In my case, I'v tried everything above and didn't worked. My app was running fine until it crashed and I'v found that env file was not being readed.

I was running app with php artisan serve. I stop serve and run the commands, but no solution. I'v found that you need to keep php artisan serve running and run these commands:

php artisan config:clear
php artisan config:cache

Restart php artisan serve

Thank you jay_mizray .

i believe php artisan serve is only intended to be used for development.

not for production.

I back to this post again and again... Can be many factors, then...

On non testing environments (production or develop, for example) environments:

• [X] php artisan config:clear
• [X] Check on config/app.php you are reading env file (like 'key' => env('APP_KEY'),)
• [X] Check .env file you have vale APP_KEY
• [X] Check if APP_KEY has the correct length (examples below)

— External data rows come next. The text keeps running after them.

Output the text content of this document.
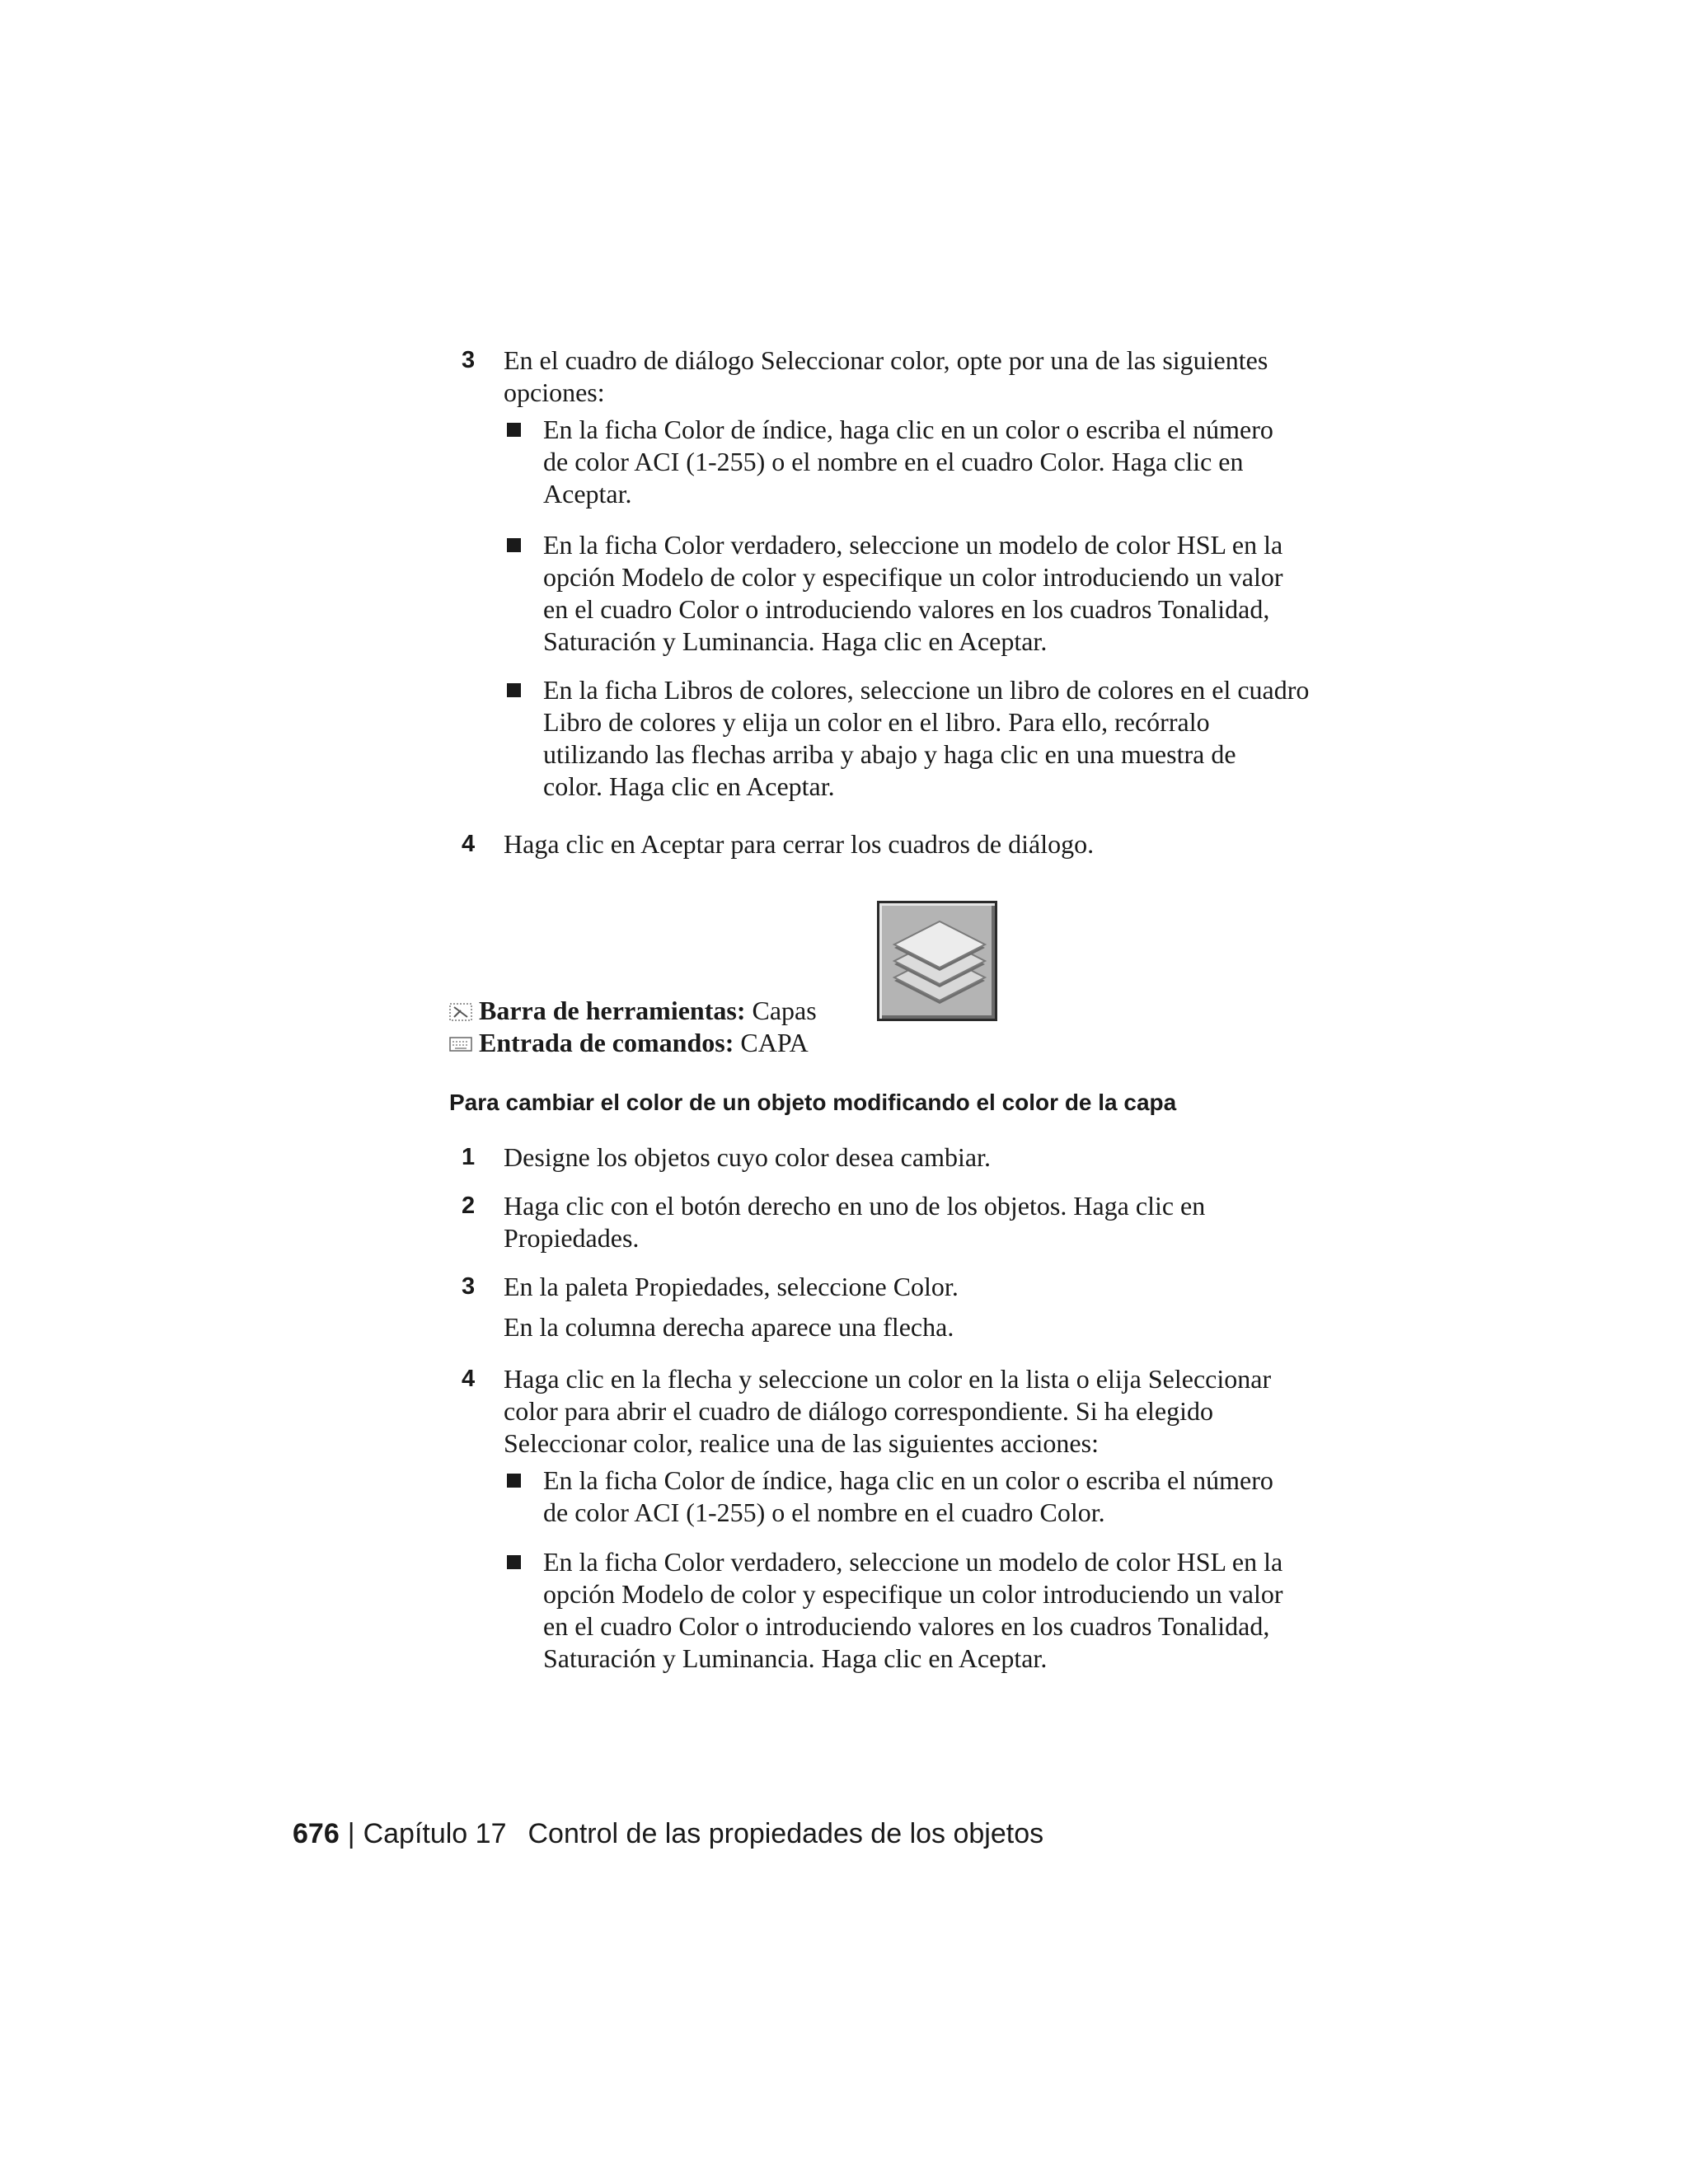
3 En el cuadro de diálogo Seleccionar color, opte por una de las siguientes
opciones:
En la ficha Color de índice, haga clic en un color o escriba el número
de color ACI (1-255) o el nombre en el cuadro Color. Haga clic en
Aceptar.
En la ficha Color verdadero, seleccione un modelo de color HSL en la
opción Modelo de color y especifique un color introduciendo un valor
en el cuadro Color o introduciendo valores en los cuadros Tonalidad,
Saturación y Luminancia. Haga clic en Aceptar.
En la ficha Libros de colores, seleccione un libro de colores en el cuadro
Libro de colores y elija un color en el libro. Para ello, recórralo
utilizando las flechas arriba y abajo y haga clic en una muestra de
color. Haga clic en Aceptar.
4 Haga clic en Aceptar para cerrar los cuadros de diálogo.
Barra de herramientas: Capas
Entrada de comandos: CAPA
Para cambiar el color de un objeto modificando el color de la capa
1 Designe los objetos cuyo color desea cambiar.
2 Haga clic con el botón derecho en uno de los objetos. Haga clic en
Propiedades.
3 En la paleta Propiedades, seleccione Color.
En la columna derecha aparece una flecha.
4 Haga clic en la flecha y seleccione un color en la lista o elija Seleccionar
color para abrir el cuadro de diálogo correspondiente. Si ha elegido
Seleccionar color, realice una de las siguientes acciones:
En la ficha Color de índice, haga clic en un color o escriba el número
de color ACI (1-255) o el nombre en el cuadro Color.
En la ficha Color verdadero, seleccione un modelo de color HSL en la
opción Modelo de color y especifique un color introduciendo un valor
en el cuadro Color o introduciendo valores en los cuadros Tonalidad,
Saturación y Luminancia. Haga clic en Aceptar.
676 | Capítulo 17 Control de las propiedades de los objetos
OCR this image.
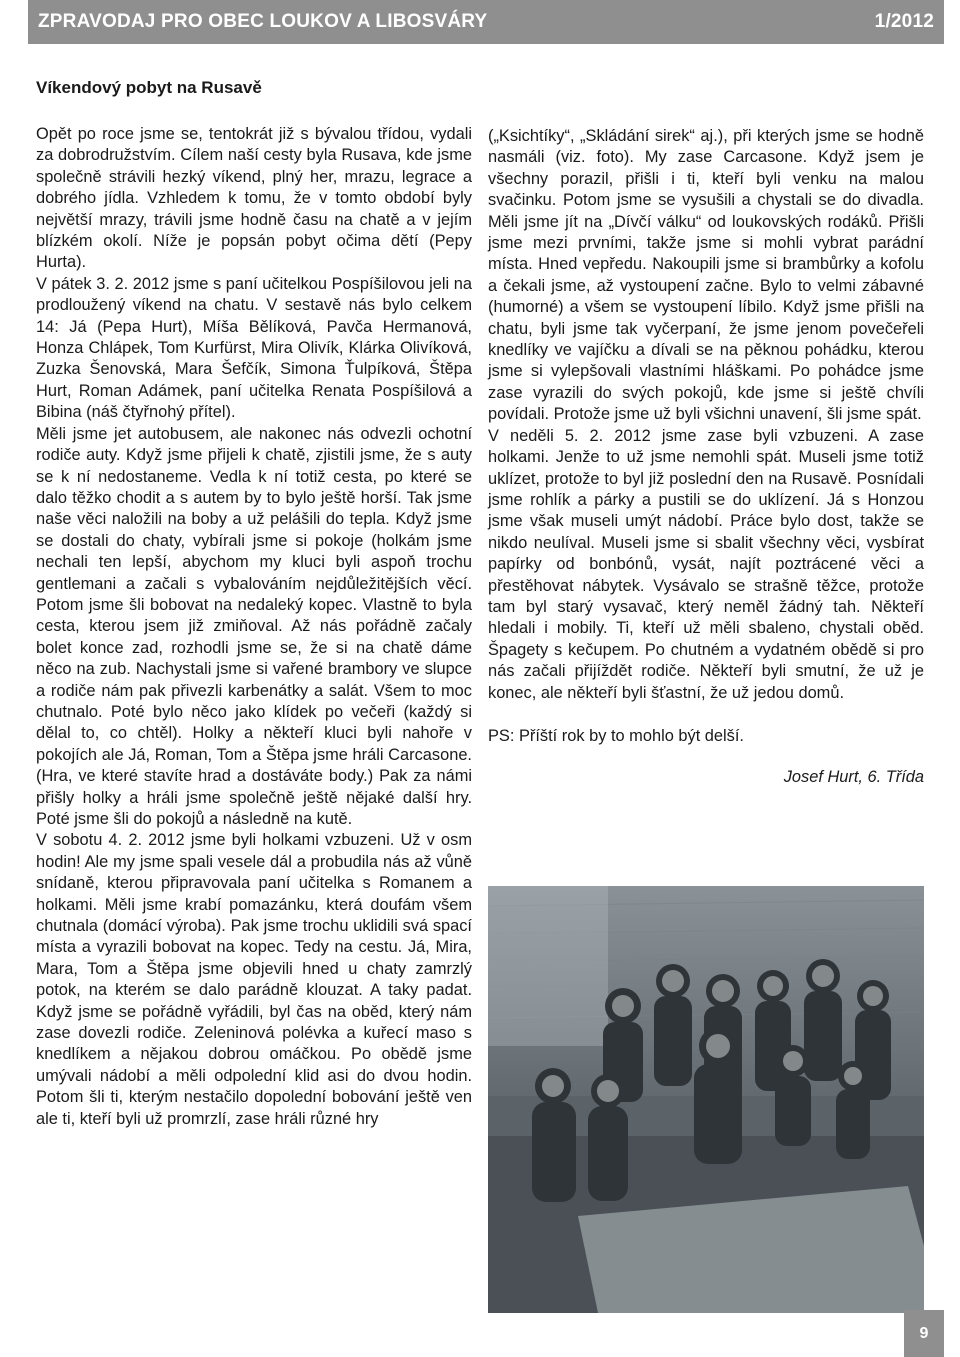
ZPRAVODAJ PRO OBEC LOUKOV A LIBOSVÁRY	1/2012
Víkendový pobyt na Rusavě

Opět po roce jsme se, tentokrát již s bývalou třídou, vydali za dobrodružstvím. Cílem naší cesty byla Rusava, kde jsme společně strávili hezký víkend, plný her, mrazu, legrace a dobrého jídla. Vzhledem k tomu, že v tomto období byly největší mrazy, trávili jsme hodně času na chatě a v jejím blízkém okolí. Níže je popsán pobyt očima dětí (Pepy Hurta).

V pátek 3. 2. 2012 jsme s paní učitelkou Pospíšilovou jeli na prodloužený víkend na chatu. V sestavě nás bylo celkem 14: Já (Pepa Hurt), Míša Bělíková, Pavča Hermanová, Honza Chlápek, Tom Kurfürst, Mira Olivík, Klárka Olivíková, Zuzka Šenovská, Mara Šefčík, Simona Ťulpíková, Štěpa Hurt, Roman Adámek, paní učitelka Renata Pospíšilová a Bibina (náš čtyřnohý přítel).

Měli jsme jet autobusem, ale nakonec nás odvezli ochotní rodiče auty. Když jsme přijeli k chatě, zjistili jsme, že s auty se k ní nedostaneme. Vedla k ní totiž cesta, po které se dalo těžko chodit a s autem by to bylo ještě horší. Tak jsme naše věci naložili na boby a už pelášili do tepla. Když jsme se dostali do chaty, vybírali jsme si pokoje (holkám jsme nechali ten lepší, abychom my kluci byli aspoň trochu gentlemani a začali s vybalováním nejdůležitějších věcí. Potom jsme šli bobovat na nedaleký kopec. Vlastně to byla cesta, kterou jsem již zmiňoval. Až nás pořádně začaly bolet konce zad, rozhodli jsme se, že si na chatě dáme něco na zub. Nachystali jsme si vařené brambory ve slupce a rodiče nám pak přivezli karbenátky a salát. Všem to moc chutnalo. Poté bylo něco jako klídek po večeři (každý si dělal to, co chtěl). Holky a někteří kluci byli nahoře v pokojích ale Já, Roman, Tom a Štěpa jsme hráli Carcasone. (Hra, ve které stavíte hrad a dostáváte body.) Pak za námi přišly holky a hráli jsme společně ještě nějaké další hry. Poté jsme šli do pokojů a následně na kutě.

V sobotu 4. 2. 2012 jsme byli holkami vzbuzeni. Už v osm hodin! Ale my jsme spali vesele dál a probudila nás až vůně snídaně, kterou připravovala paní učitelka s Romanem a holkami. Měli jsme krabí pomazánku, která doufám všem chutnala (domácí výroba). Pak jsme trochu uklidili svá spací místa a vyrazili bobovat na kopec. Tedy na cestu. Já, Mira, Mara, Tom a Štěpa jsme objevili hned u chaty zamrzlý potok, na kterém se dalo parádně klouzat. A taky padat. Když jsme se pořádně vyřádili, byl čas na oběd, který nám zase dovezli rodiče. Zeleninová polévka a kuřecí maso s knedlíkem a nějakou dobrou omáčkou. Po obědě jsme umývali nádobí a měli odpolední klid asi do dvou hodin. Potom šli ti, kterým nestačilo dopolední bobování ještě ven ale ti, kteří byli už promrzlí, zase hráli různé hry

(„Ksichtíky“, „Skládání sirek“ aj.), při kterých jsme se hodně nasmáli (viz. foto). My zase Carcasone. Když jsem je všechny porazil, přišli i ti, kteří byli venku na malou svačinku. Potom jsme se vysušili a chystali se do divadla. Měli jsme jít na „Dívčí válku“ od loukovských rodáků. Přišli jsme mezi prvními, takže jsme si mohli vybrat parádní místa. Hned vepředu. Nakoupili jsme si brambůrky a kofolu a čekali jsme, až vystoupení začne. Bylo to velmi zábavné (humorné) a všem se vystoupení líbilo. Když jsme přišli na chatu, byli jsme tak vyčerpaní, že jsme jenom povečeřeli knedlíky ve vajíčku a dívali se na pěknou pohádku, kterou jsme si vylepšovali vlastními hláškami. Po pohádce jsme zase vyrazili do svých pokojů, kde jsme si ještě chvíli povídali. Protože jsme už byli všichni unavení, šli jsme spát.

V neděli 5. 2. 2012 jsme zase byli vzbuzeni. A zase holkami. Jenže to už jsme nemohli spát. Museli jsme totiž uklízet, protože to byl již poslední den na Rusavě. Posnídali jsme rohlík a párky a pustili se do uklízení. Já s Honzou jsme však museli umýt nádobí. Práce bylo dost, takže se nikdo neulíval. Museli jsme si sbalit všechny věci, vysbírat papírky od bonbónů, vysát, najít poztrácené věci a přestěhovat nábytek. Vysávalo se strašně těžce, protože tam byl starý vysavač, který neměl žádný tah. Někteří hledali i mobily. Ti, kteří už měli sbaleno, chystali oběd. Špagety s kečupem. Po chutném a vydatném obědě si pro nás začali přijíždět rodiče. Někteří byli smutní, že už je konec, ale někteří byli šťastní, že už jedou domů.

PS: Příští rok by to mohlo být delší.

Josef Hurt, 6. Třída

9
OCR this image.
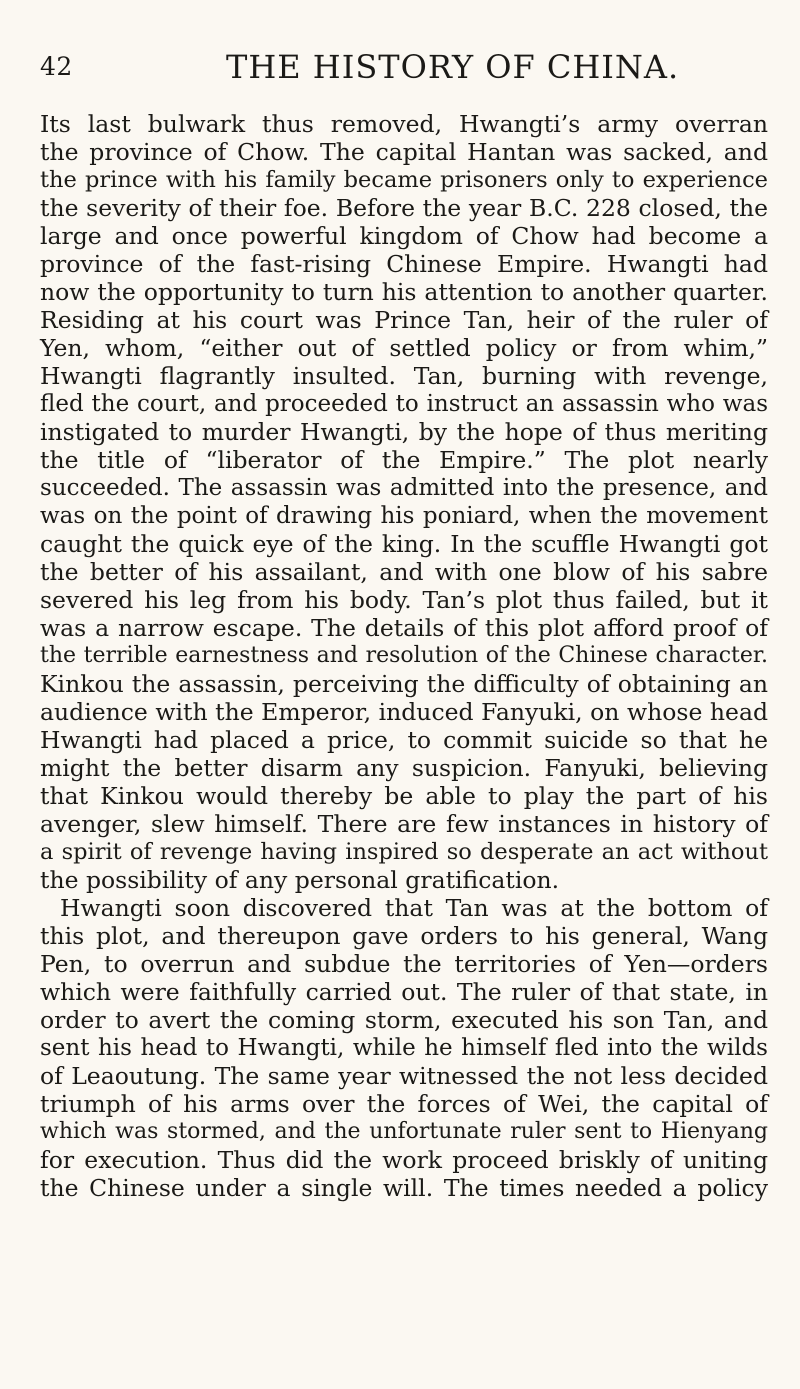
42	THE HISTORY OF CHINA.
Its last bulwark thus removed, Hwangti’s army overran
the province of Chow. The capital Hantan was sacked, and
the prince with his family became prisoners only to experience
the severity of their foe. Before the year B.C. 228 closed, the
large and once powerful kingdom of Chow had become a
province of the fast-rising Chinese Empire. Hwangti had
now the opportunity to turn his attention to another quarter.
Residing at his court was Prince Tan, heir of the ruler of
Yen, whom, “either out of settled policy or from whim,”
Hwangti flagrantly insulted. Tan, burning with revenge,
fled the court, and proceeded to instruct an assassin who was
instigated to murder Hwangti, by the hope of thus meriting
the title of “liberator of the Empire.” The plot nearly
succeeded. The assassin was admitted into the presence, and
was on the point of drawing his poniard, when the movement
caught the quick eye of the king. In the scuffle Hwangti got
the better of his assailant, and with one blow of his sabre
severed his leg from his body. Tan’s plot thus failed, but it
was a narrow escape. The details of this plot afford proof of
the terrible earnestness and resolution of the Chinese character.
Kinkou the assassin, perceiving the difficulty of obtaining an
audience with the Emperor, induced Fanyuki, on whose head
Hwangti had placed a price, to commit suicide so that he
might the better disarm any suspicion. Fanyuki, believing
that Kinkou would thereby be able to play the part of his
avenger, slew himself. There are few instances in history of
a spirit of revenge having inspired so desperate an act without
the possibility of any personal gratification.
Hwangti soon discovered that Tan was at the bottom of
this plot, and thereupon gave orders to his general, Wang
Pen, to overrun and subdue the territories of Yen—orders
which were faithfully carried out. The ruler of that state, in
order to avert the coming storm, executed his son Tan, and
sent his head to Hwangti, while he himself fled into the wilds
of Leaoutung. The same year witnessed the not less decided
triumph of his arms over the forces of Wei, the capital of
which was stormed, and the unfortunate ruler sent to Hienyang
for execution. Thus did the work proceed briskly of uniting
the Chinese under a single will. The times needed a policy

On testing environments, also:

• [X] php artisan config:clear --env=testing
• [X] Check, if you have, .env.testing file you have vale APP_KEY and lenght.
• [X] Check, if you have, <env name="APP_KEY" value="xxx/> on phpunit.xml
• [X] Key correct length:
  
  
  
  • AES-128-CBC base64:fOy5GTwFhkcBrcdtCtDZKQ== or Zk95NUdUd0Zoa2NCcmNkdEN0RFpLUT09
  
  
  • AES-256-CBC base64:90jl2DpeHHRKn+no8/4Rpsg/ZemQB0PaNgSEv4kkiqw=
  
  

If the problem persists, put this before error: dd(config('app.key'));, check if is your desired app_key. sometimes its a problem with cache, or a missing configuration.